Isso também afeta diretamente a outra força do Walmart: os mantimentos para a casa. Os consumidores que trabalham remotamente nos subúrbios têm maior probabilidade de comprar ingredientes para preparar o almoço em casa.
O sucesso com lojas de varejo também depende muito do local. Embora as pessoas estejam voltando às compras físicas em lojas depois de alguns anos trancadas em suas casas por causa da pandemia, elas não querem ir a lojas ruins.
Em comparação com outras opções nos quatro bairros afetados, as lojas do Walmart simplesmente não oferecem uma experiência tão boa. A poucos quarteirões, os consumidores podem encontrar as lojas da Target e da Costco.
Há também a opção do supermercado de baixo custo Aldi Stores; os preços do Walmart são baixos, mas não tão baixos quanto os da Aldi, o que torna difícil atrair consumidores mais relevantes.
Por todos esses motivos, a decisão do Walmart faz sentido. O que é preocupante é o gap profundo que esses fechamentos podem deixar nas comunidades, principalmente naquelas sem muitas opções.
Dois anos depois que o Walmart abriu uma loja no bairro de Austin em Chicago, por exemplo, 82 outras lojas fecharam – e há varejistas localizadas mais perto do Walmart com alta probabilidade de fazer o mesmo.
Esse padrão se repetiu em áreas rurais como Oriental, na Carolina do Norte, que ficou sem um supermercado quando a gigante do varejo decidiu fechar sua loja.
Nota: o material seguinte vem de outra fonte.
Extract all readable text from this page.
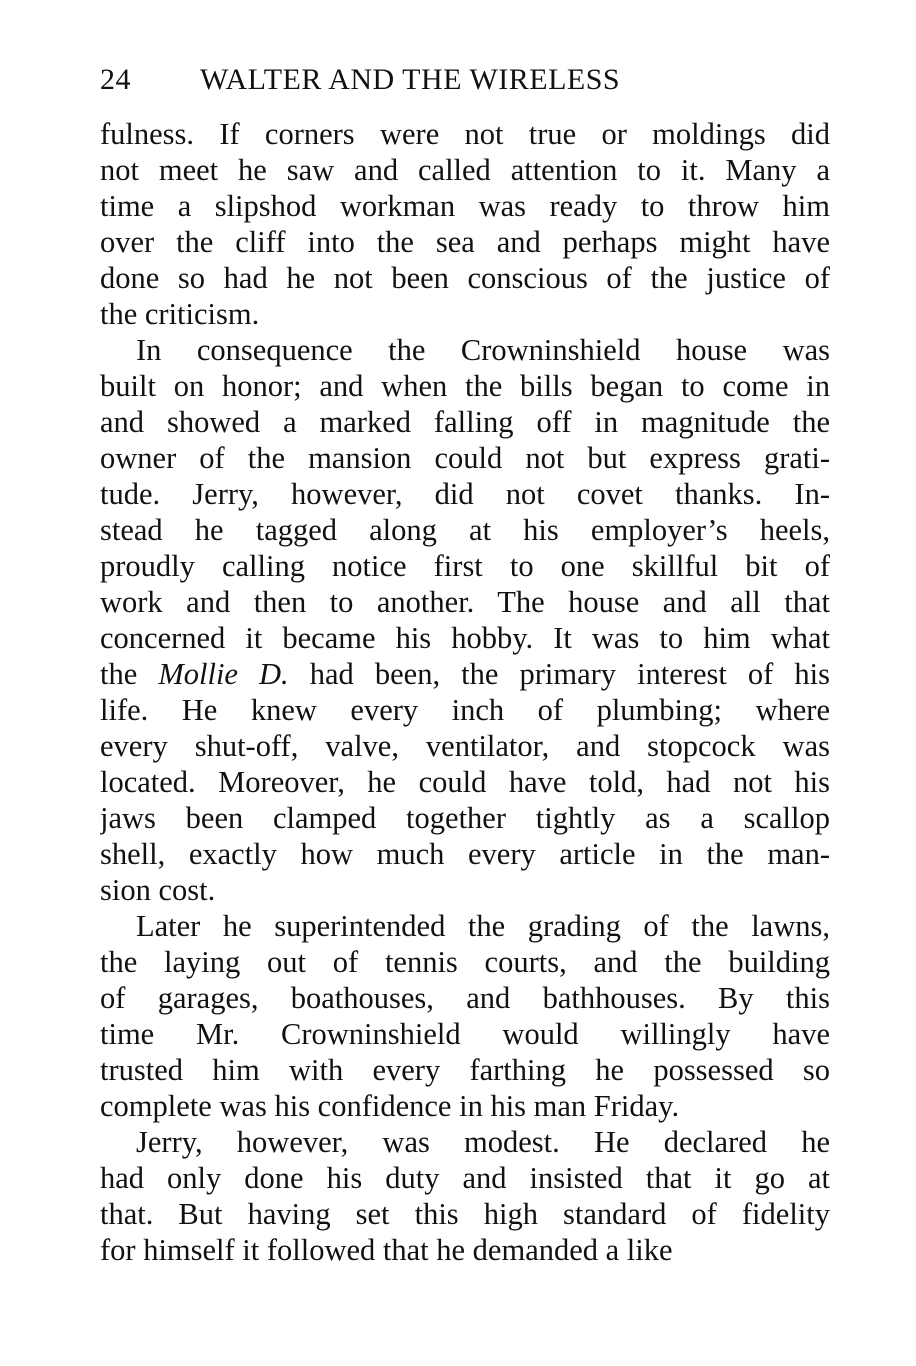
24 WALTER AND THE WIRELESS
fulness. If corners were not true or moldings did
not meet he saw and called attention to it. Many a
time a slipshod workman was ready to throw him
over the cliff into the sea and perhaps might have
done so had he not been conscious of the justice of
the criticism.
In consequence the Crowninshield house was
built on honor; and when the bills began to come in
and showed a marked falling off in magnitude the
owner of the mansion could not but express grati-
tude. Jerry, however, did not covet thanks. In-
stead he tagged along at his employer’s heels,
proudly calling notice first to one skillful bit of
work and then to another. The house and all that
concerned it became his hobby. It was to him what
the Mollie D. had been, the primary interest of his
life. He knew every inch of plumbing; where
every shut-off, valve, ventilator, and stopcock was
located. Moreover, he could have told, had not his
jaws been clamped together tightly as a scallop
shell, exactly how much every article in the man-
sion cost.
Later he superintended the grading of the lawns,
the laying out of tennis courts, and the building
of garages, boathouses, and bathhouses. By this
time Mr. Crowninshield would willingly have
trusted him with every farthing he possessed so
complete was his confidence in his man Friday.
Jerry, however, was modest. He declared he
had only done his duty and insisted that it go at
that. But having set this high standard of fidelity
for himself it followed that he demanded a like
Ninguém deveria se surpreender com o fato de que os movimentos da companhia em Chicago geraram comentários racistas. As empresas, incluindo o Walmart, compartilham parte da responsabilidade em alimentar as falas online de “se for contra o preconceito, o racismo e a discriminação, vai à falência”.
Nos últimos dois anos, as varejistas têm feito uma campanha incansável contra o roubo em suas lojas, alegando que o crime organizado na cidade está aumentando.
Em dezembro, o CEO do Walmart, Doug McMillon, disse à rede CNBC que as lojas poderiam fechar e os preços poderiam aumentar devido a roubos. Mas há evidências de que o roubo no varejo não é tão dramático quanto alguns varejistas afirmam.
No início deste ano, um executivo da rede de farmácias Walgreens disse que a empresa pode ter exagerado o nível de roubo em suas lojas e “provavelmente” gastou muito em medidas de segurança.
Portanto, pode ser tentador apontar para o novo prefeito de Chicago ou para o roubo no varejo como motivos para a decisão do Walmart de fechar lojas. Mas, na verdade, é apenas parte do negócio para uma mega varejista que quer manter seus lucros crescendo.
Esta coluna não reflete necessariamente a opinião do conselho editorial ou da Bloomberg LP e de seus proprietários.
Leticia Miranda é colunista da Bloomberg Opinion que cobre bens de consumo e o setor de varejo. Anteriormente, foi repórter de negócios na NBC News e repórter de varejo no BuzzFeed News.